When we talk about distinctive features and symbols of Slovenia, we often mention kozolci (hayracks, drying racks), those characteristic wooden structures and buildings for drying and storing hay and sheaves of corn, as well as corncobs and certain other crops. Several different variants have developed in Slovenia over the course of many years, ranging from the simple, straight kozolec with or without a roof, to the hayrack with a lean-to roof, the double hayrack, the split-level double hayrack (kozolec na kozla) and the roofed double hayack or toplar. There are around ten basic types, but with an infinite number of derivatives. There are also numerous dialect names both for the hayracks themselves and for their component parts. It is in the latter that the mastery of carpentry skills and technological solutions that resulted in true masterpieces are conserved. The large double hayracks of the toplartype, which are presumed to be of more recent origin than the second half of the seventeenth century, are practically buildings, with dimensions that frequently exceed those of farmhouses.

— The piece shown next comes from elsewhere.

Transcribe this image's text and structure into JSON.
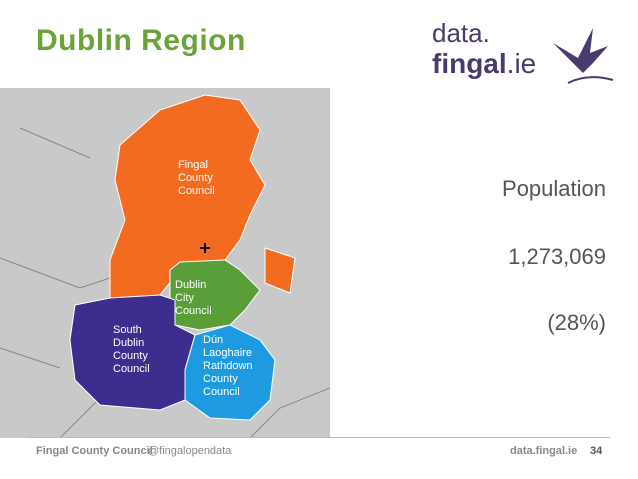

The oldest pictorial record of a single hayrack is found in Matthäus Merian's Topographia from 1649. Moving onto the end of the seventeenth century, Johann Weichard Valvasor provided a description of a kozolec and included a copper engraving of sheaves being placed on hayrack in his great work The Glory of the Duchy of Carniola, published in 1689. There has been much conjecture about the age of Slovenia's hayracks. The latest research, corroborated by relevant written and pictorial sources, suggests that the first hayracks did not appear until the sixteenth century, in the Zilja/Gail Valley (Gailtal in present-day Austria) and part of the Gorenjska region. The oldest known written record to date – from 1558 – is from the Gailtal area. The consolidation of the kozolec and its expansion into central Slovenia and the south-eastern Dolenjska region took place in the seventeenth century, while the construction of hayracks en masse in numerous typological variations did not occur until the nineteenth century, which is when they finally became a characteristic feature of the Slovene countryside. Hayracks could be found throughout the mountainous Gorenjska region, in central Slovenia, in the Zasavje and Posavje sections of the Sava Valley, across the territory of Škofja Loka and in the Tolmin area, and throughout the Dolenjska and Štajerska (Slovene Styria) regions as far as the town of Slovenska Bistrica in eastern Slovenia.

Pošta Slovenije is issuing five postage stamps with selected hayracks from the Zasavje area (kozolec with lean-to roof), the Poljanska Dolina area (double hayrack or toplar and single hayrack with stone supports), central Slovenia (single hayrack with multiple openings or "windows" between the supports), the Dolenjska region (large toplar) and the settlement of Studor v Bohinju (characteristic Studor-type double hayrack known as a stoga). The excellent artistic depictions of these hayracks are by the academy-trained painter Janez Kovačič.

This is merely a small selection from a great wealth of creativity that had its centre in part of Slovene territory, although structures similar to Slovenia's hayracks are also found in other parts of Europe. Today many of these hayracks are falling into ruin, since as the old rural saying has it, a hayrack is most beautiful when it is full! Those double hayracks that are still standing are often used as garages for agricultural machinery and other vehicles, or even for dumping unwanted items that would be better off in an official rubbish dump. Major technological changes in farming and modern haymaking methods involving silos or bales have led to the decline of traditional hayracks. Their disappearance is also changing the cultural landscape, with only a few remarkable, carefully selected examples conserved as a protected part of our immovable cultural heritage.